Suriye ile ilgili yürütülen Astana sürecine ilişkin bilgi veren ve Türk askerinin ne zaman İdlip'te konuşlanacağı yönündeki soruya cevap veren Kalın, "İdlip bizim sınırımıza çok yakın olduğu için doğrudan bizi de ilgilendiriyor. Geçtiğimiz ay ve bir önceki ay Rus Savunma Bakanı geldi, temaslarımız oldu. Yarın ve öbür gün yapılacak toplantılarda bu konunun detayları konuşulacak. Bir görelim neler konuşulacak orada. Bu görüşmeleri takip edeceğiz. Bizim beklentimiz İdlip'in de diğer çatışmasızlık bölgeleri gibi çatışmaların olmadığı, insani yardımların ulaştırılabildiği bir bölge haline gelmesi. Burada Türkiye'ye düşen bir görev söz konusu olduğunda Türkiye bundan geri durmayacaktır. Operasyonel detaylar önümüzdeki günlerde şekillenecek" diye konuştu.

"ORADA PYD-YPG GİBİ YAPILARIN OLUŞMASINA KARŞI DURMAK ASLINDA KÜRTLERİN DE MENFAATİNEDİR"
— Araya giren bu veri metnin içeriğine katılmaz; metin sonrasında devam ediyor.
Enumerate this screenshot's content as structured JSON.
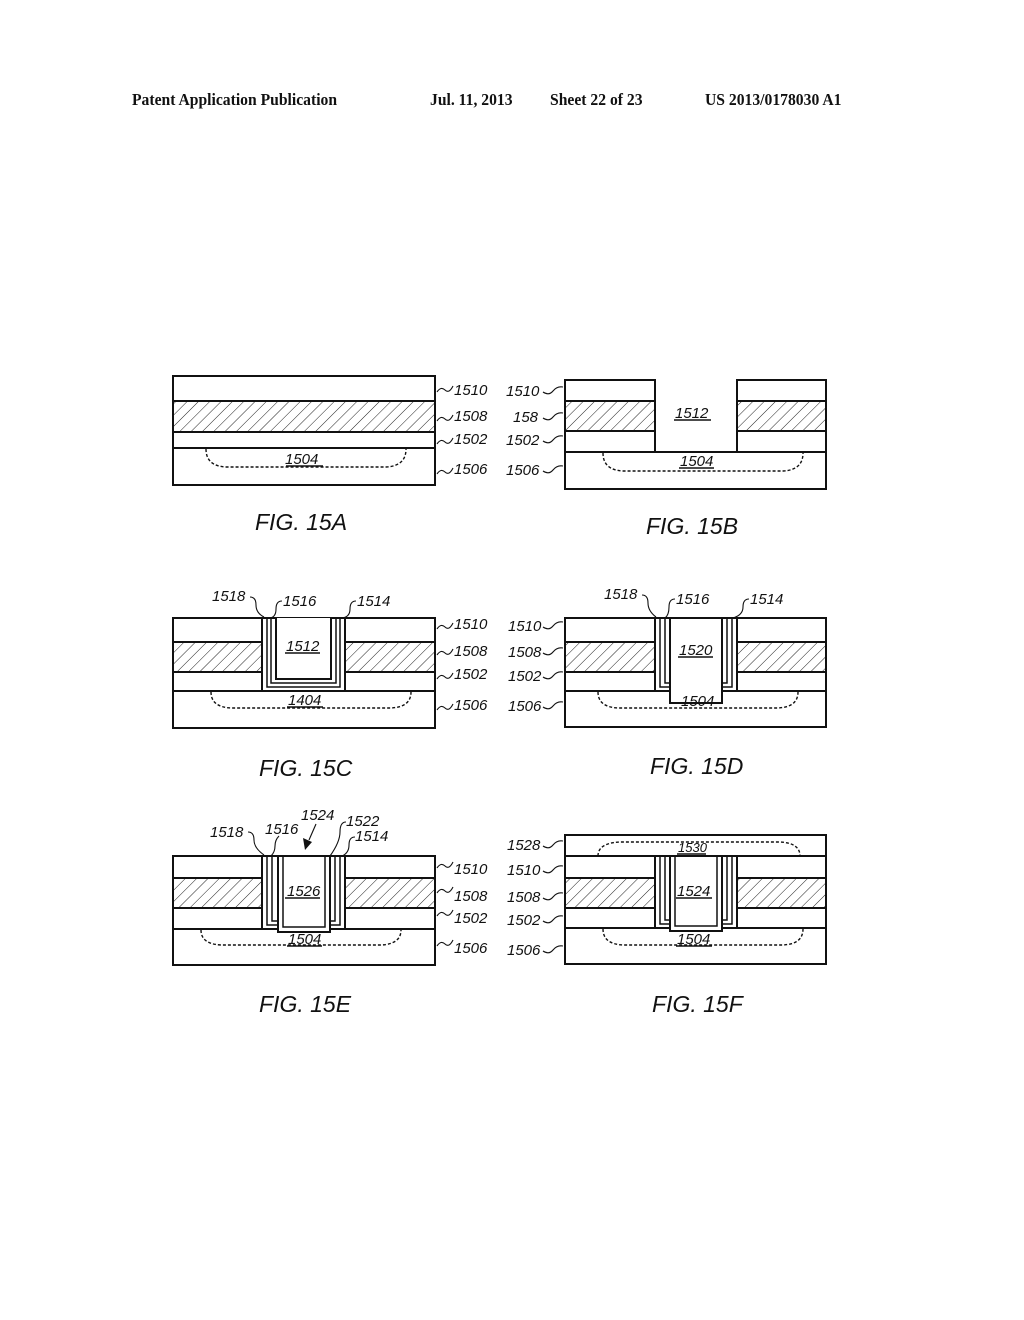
{
  "header": {
    "publication": "Patent Application Publication",
    "date": "Jul. 11, 2013",
    "sheet": "Sheet 22 of 23",
    "number": "US 2013/0178030 A1"
  },
  "figures": {
    "fig15a": {
      "caption": "FIG. 15A",
      "labels": {
        "l1510": "1510",
        "l1508": "1508",
        "l1502": "1502",
        "l1506": "1506",
        "r1504": "1504"
      }
    },
    "fig15b": {
      "caption": "FIG. 15B",
      "labels": {
        "l1510": "1510",
        "l1508": "158",
        "l1502": "1502",
        "l1506": "1506",
        "r1512": "1512",
        "r1504": "1504"
      }
    },
    "fig15c": {
      "caption": "FIG. 15C",
      "labels": {
        "l1518": "1518",
        "l1516": "1516",
        "l1514": "1514",
        "l1510": "1510",
        "l1508": "1508",
        "l1502": "1502",
        "l1506": "1506",
        "r1512": "1512",
        "r1504": "1404"
      }
    },
    "fig15d": {
      "caption": "FIG. 15D",
      "labels": {
        "l1518": "1518",
        "l1516": "1516",
        "l1514": "1514",
        "l1510": "1510",
        "l1508": "1508",
        "l1502": "1502",
        "l1506": "1506",
        "r1520": "1520",
        "r1504": "1504"
      }
    },
    "fig15e": {
      "caption": "FIG. 15E",
      "labels": {
        "l1518": "1518",
        "l1516": "1516",
        "l1524": "1524",
        "l1522": "1522",
        "l1514": "1514",
        "l1510": "1510",
        "l1508": "1508",
        "l1502": "1502",
        "l1506": "1506",
        "r1526": "1526",
        "r1504": "1504"
      }
    },
    "fig15f": {
      "caption": "FIG. 15F",
      "labels": {
        "l1528": "1528",
        "l1510": "1510",
        "l1508": "1508",
        "l1502": "1502",
        "l1506": "1506",
        "r1530": "1530",
        "r1524": "1524",
        "r1504": "1504"
      }
    }
  }
}
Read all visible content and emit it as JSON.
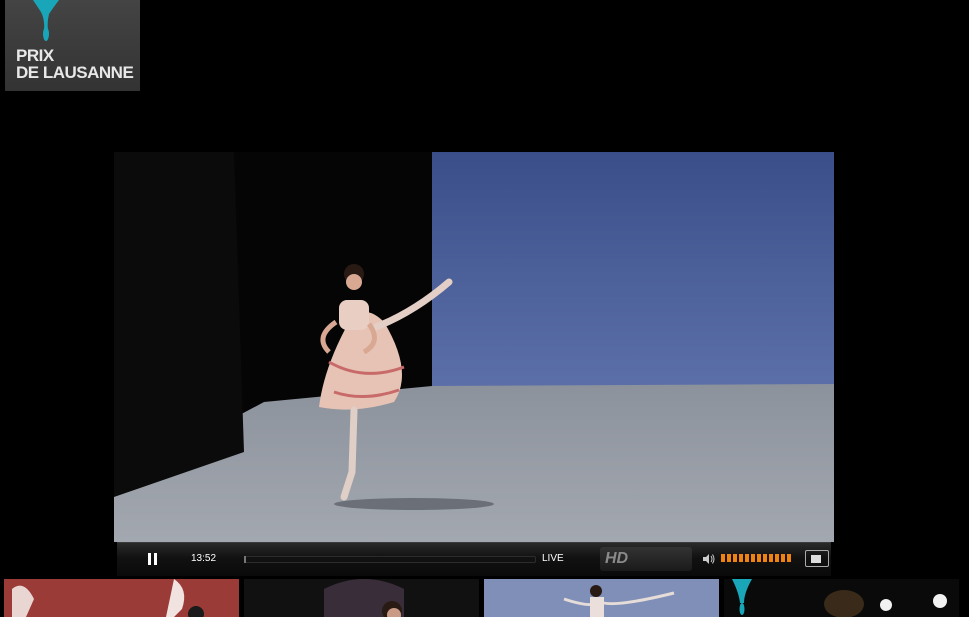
{
  "logo": {
    "line1": "PRIX",
    "line2": "DE LAUSANNE",
    "accent": "#19a6b8"
  },
  "player": {
    "pause_icon": "pause-icon",
    "time": "13:52",
    "live_label": "LIVE",
    "hd_label": "HD",
    "volume_icon": "speaker-icon",
    "volume_level": 1.0,
    "fullscreen_icon": "fullscreen-icon",
    "accent": "#f0820f"
  },
  "thumbnails": [
    {
      "name": "thumb-1"
    },
    {
      "name": "thumb-2"
    },
    {
      "name": "thumb-3"
    },
    {
      "name": "thumb-4"
    }
  ]
}
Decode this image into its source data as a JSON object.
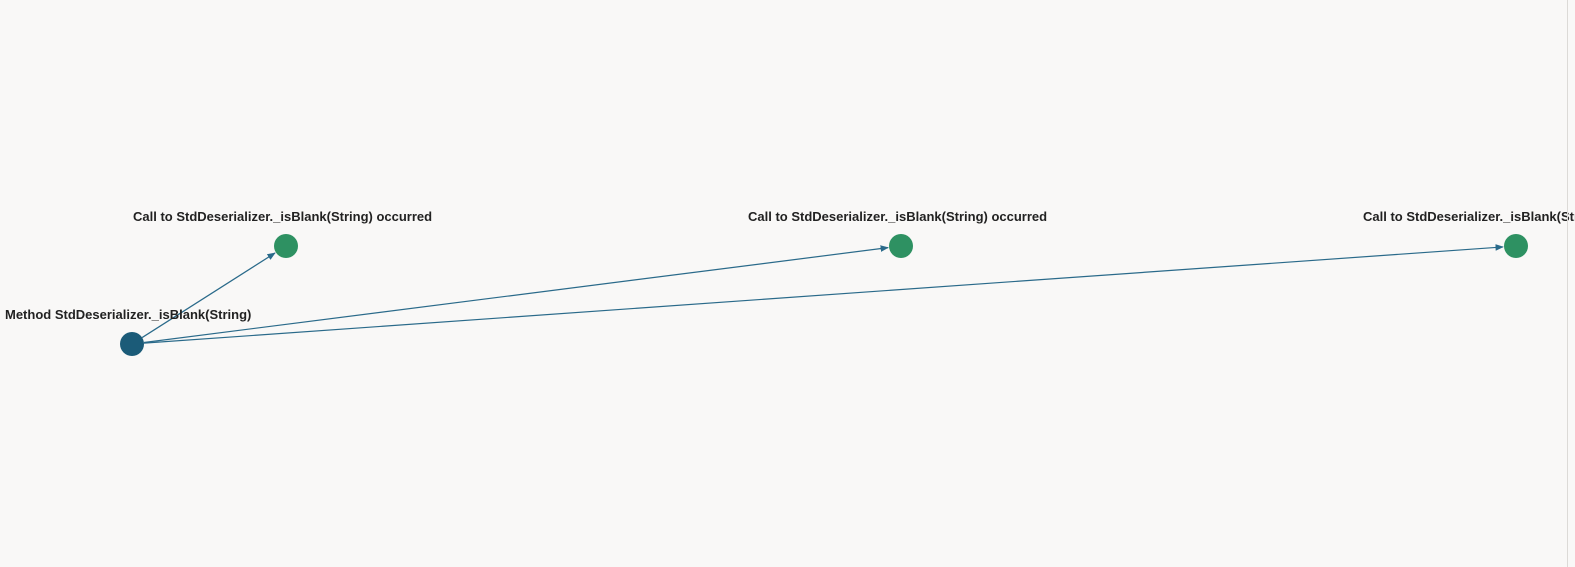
{
  "colors": {
    "background": "#f9f8f7",
    "edge": "#2a6a8a",
    "method_node": "#1b5b78",
    "call_node": "#2e9162",
    "label": "#222222"
  },
  "graph": {
    "nodes": [
      {
        "id": "method",
        "kind": "method",
        "label": "Method StdDeserializer._isBlank(String)"
      },
      {
        "id": "call1",
        "kind": "call",
        "label": "Call to StdDeserializer._isBlank(String) occurred"
      },
      {
        "id": "call2",
        "kind": "call",
        "label": "Call to StdDeserializer._isBlank(String) occurred"
      },
      {
        "id": "call3",
        "kind": "call",
        "label": "Call to StdDeserializer._isBlank(String) occurred"
      }
    ],
    "edges": [
      {
        "from": "method",
        "to": "call1"
      },
      {
        "from": "method",
        "to": "call2"
      },
      {
        "from": "method",
        "to": "call3"
      }
    ]
  }
}
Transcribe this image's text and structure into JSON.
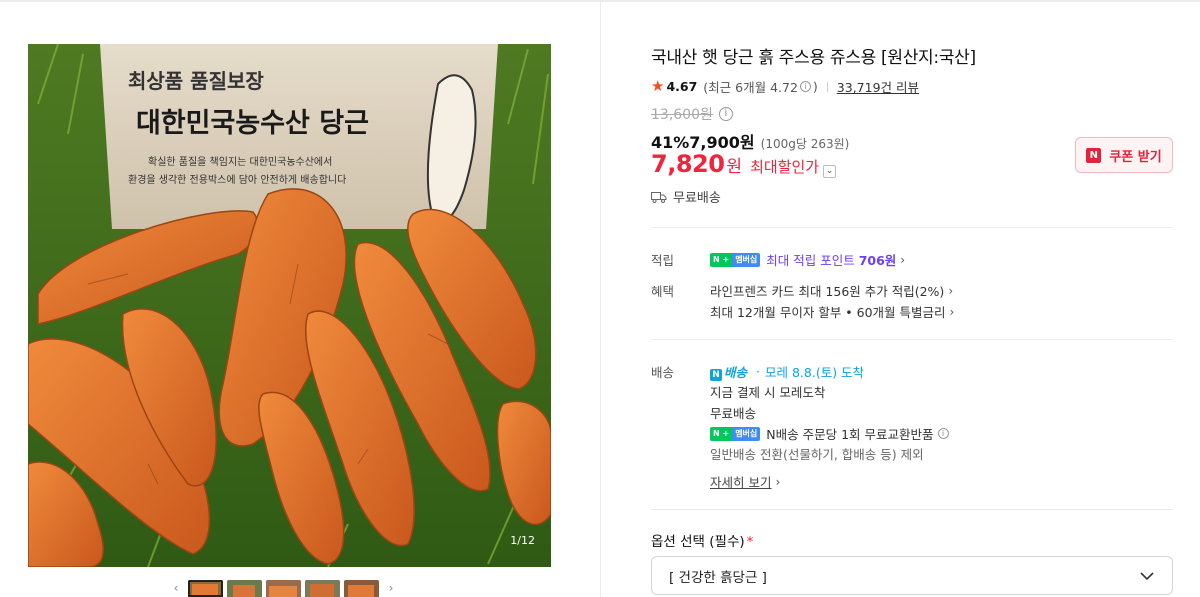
{
  "gallery": {
    "box_headline": "최상품 품질보장",
    "box_brand": "대한민국농수산 당근",
    "box_copy_line1": "확실한 품질을 책임지는 대한민국농수산에서",
    "box_copy_line2": "환경을 생각한 전용박스에 담아 안전하게 배송합니다",
    "counter": "1/12",
    "prev_arrow": "‹",
    "next_arrow": "›"
  },
  "product": {
    "title": "국내산 햇 당근 흙 주스용 쥬스용 [원산지:국산]",
    "rating": "4.67",
    "rating_recent": "(최근 6개월 4.72",
    "rating_recent_close": ")",
    "review_count": "33,719건 리뷰",
    "original_price": "13,600원",
    "discount_rate": "41%",
    "discount_price": "7,900원",
    "unit_price": "(100g당 263원)",
    "max_discount_price": "7,820",
    "max_discount_won": "원",
    "max_discount_label": "최대할인가",
    "coupon_label": "쿠폰 받기",
    "free_shipping": "무료배송"
  },
  "benefits": {
    "points_label": "적립",
    "membership_badge": "멤버십",
    "points_prefix": "최대 적립 포인트 ",
    "points_value": "706원",
    "perks_label": "혜택",
    "perk1": "라인프렌즈 카드 최대 156원 추가 적립(2%)",
    "perk2": "최대 12개월 무이자 할부 • 60개월 특별금리"
  },
  "delivery": {
    "label": "배송",
    "n_delivery": "배송",
    "arrival": "모레 8.8.(토) 도착",
    "line1": "지금 결제 시 모레도착",
    "line2": "무료배송",
    "line3": "N배송 주문당 1회 무료교환반품",
    "line4": "일반배송 전환(선물하기, 합배송 등) 제외",
    "details_link": "자세히 보기"
  },
  "option": {
    "label": "옵션 선택 (필수)",
    "required_mark": "*",
    "selected": "[  건강한 흙당근  ]"
  },
  "colors": {
    "accent_red": "#f0243d",
    "star": "#f04e23",
    "point_purple": "#6a3ff5",
    "delivery_blue": "#12a2d8",
    "naver_green": "#03c75a"
  }
}
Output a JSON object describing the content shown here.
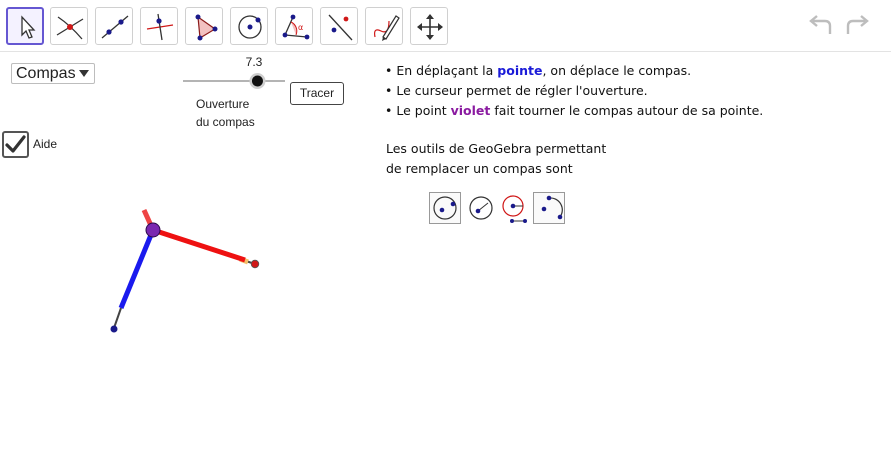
{
  "toolbar": {
    "tools": [
      {
        "name": "move-tool-icon",
        "selected": true
      },
      {
        "name": "intersect-tool-icon",
        "selected": false
      },
      {
        "name": "line-tool-icon",
        "selected": false
      },
      {
        "name": "perpendicular-tool-icon",
        "selected": false
      },
      {
        "name": "polygon-tool-icon",
        "selected": false
      },
      {
        "name": "circle-tool-icon",
        "selected": false
      },
      {
        "name": "angle-tool-icon",
        "selected": false
      },
      {
        "name": "reflect-tool-icon",
        "selected": false
      },
      {
        "name": "pen-tool-icon",
        "selected": false
      },
      {
        "name": "move-graphics-view-icon",
        "selected": false
      }
    ],
    "accent_color": "#6557d2"
  },
  "controls": {
    "dropdown_value": "Compas",
    "slider_value": "7.3",
    "slider_fraction": 0.73,
    "slider_caption_line1": "Ouverture",
    "slider_caption_line2": "du compas",
    "trace_button": "Tracer",
    "checkbox_checked": true,
    "checkbox_label": "Aide"
  },
  "help": {
    "line1_before": "En déplaçant la ",
    "line1_highlight": "pointe",
    "line1_after": ",  on déplace le compas.",
    "line2": "Le curseur permet de régler l'ouverture.",
    "line3_before": "Le point ",
    "line3_highlight": "violet",
    "line3_after": " fait tourner le compas autour de sa pointe.",
    "para_line1": "Les outils de GeoGebra permettant",
    "para_line2": "de remplacer un compas sont"
  },
  "colors": {
    "leg_blue": "#1a1aee",
    "leg_red": "#ee1111",
    "pivot_violet": "#7a28b0",
    "point_dark_blue": "#1a1a8a"
  }
}
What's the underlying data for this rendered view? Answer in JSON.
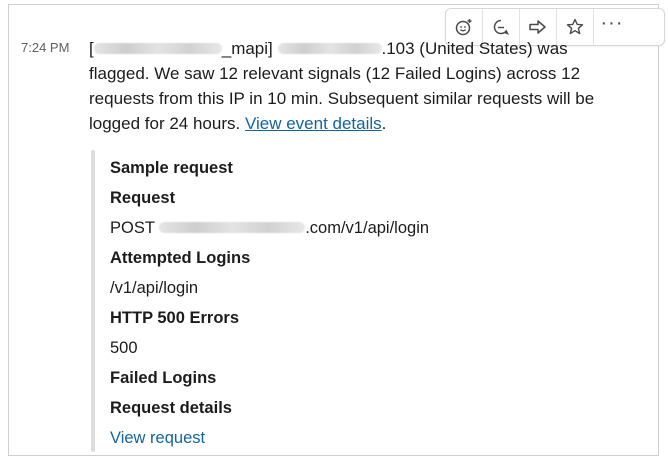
{
  "toolbar": {
    "icons": [
      "add-reaction-icon",
      "reply-thread-icon",
      "share-message-icon",
      "save-star-icon",
      "more-actions-icon"
    ],
    "more_label": "···"
  },
  "message": {
    "timestamp": "7:24 PM",
    "bracket_open": "[",
    "user_suffix": "_mapi]",
    "ip_tail": ".103 (United States) was",
    "body_line2": "flagged. We saw 12 relevant signals (12 Failed Logins) across 12",
    "body_line3": "requests from this IP in 10 min. Subsequent similar requests will be",
    "body_line4_prefix": "logged for 24 hours. ",
    "link_text": "View event details",
    "body_line4_suffix": "."
  },
  "attachment": {
    "sample_request_label": "Sample request",
    "request_label": "Request",
    "request_method": "POST ",
    "request_path": ".com/v1/api/login",
    "attempted_logins_label": "Attempted Logins",
    "attempted_logins_value": "/v1/api/login",
    "http500_label": "HTTP 500 Errors",
    "http500_value": "500",
    "failed_logins_label": "Failed Logins",
    "request_details_label": "Request details",
    "view_request_link": "View request"
  },
  "colors": {
    "link": "#1264a3",
    "text": "#1d1c1d",
    "muted": "#616061",
    "border": "#cfcfcf"
  }
}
TSK'nın sınıra askeri sevkiyatını sürdürmesi ve olası Afrin operasyonunun ne zaman başlayacağı yönünde bilgi veren Kalın, "Yaşadığımız coğrafyanın gerçeklerini dikkate aldığınız zaman her zaman teyakkuz halinde yaptığımız ve yapmamız gereken adımlardır. Almamız gereken tedbirlerdir. Bu farklı bir operasyon olabilir, sınır güvenliği olabilir, sınır ötesi olabilir. O anın ve şartların gerektirdiği durum neyse ona cevap verecek şekilde hazırlıklar yapılmaktadır. Suriye tarafından ister PYD bölgelerinden olsun, ister başka yerlerden olsun Türkiye'ye yönelik bir saldırının olmaması için önleyici tedbir olarak Türkiye gerekli adımları bu güne kadar attığı gibi bundan sonra da atmaya devam edecektir. Biz o bölgede bir terör koridorunun, bir PYD koridorunun kurulmasına bugüne kadar izin vermediğimiz gibi bundan sonra da vermeyeceğiz. Türkiye'nin bu tür tedbirlerini 'Türkiye Kürtlere karşı şunu yapıyor' gibi lanse etmeye çalışanlar var. Öncelikle bizim Kürt kardeşlerimizle ister Suriye'de, ister Irak'ta herhangi bir sorunumuzun olmadığını ifade etmek isterim. Bunlar tamamen terör örgütlerine karşı alınmış tedbirlerdir. Türkiye'nin aslında Suriye Kürtlerinin refahı, barışı, geleceği için de bu terör örgütlerinden kurtulması gerekir. PYD'nin kendi kontrolündeki bölgelerde sadece Türkmenlere ya da Araplara değil, Kürtlere uyguladığı zulmü de herkes biliyor ama kimse konuşmak istemiyor bunu. Çünkü Amerikalıların PYD'ye verdiği destekten dolayı bir otosansür var. Uluslararası basın bu işten bilerek ve isteyerek uzak duruyor. Bu konuları gündeme getirmiyor. Halbuki yaşanan hadiseleri hepimiz biliyoruz. Bundan sarfınazar temel sebebi şuanda PYD'ye veren desteği gölgelemek istememeleri. Orada PYD-YPG gibi yapıların oluşmasına karşı durmak aslında Kürtlerin de menfaatinedir. Bizim mücadelemiz bu terör örgütleri iledir, asla Kürtlerle değildir" şeklinde konuştu.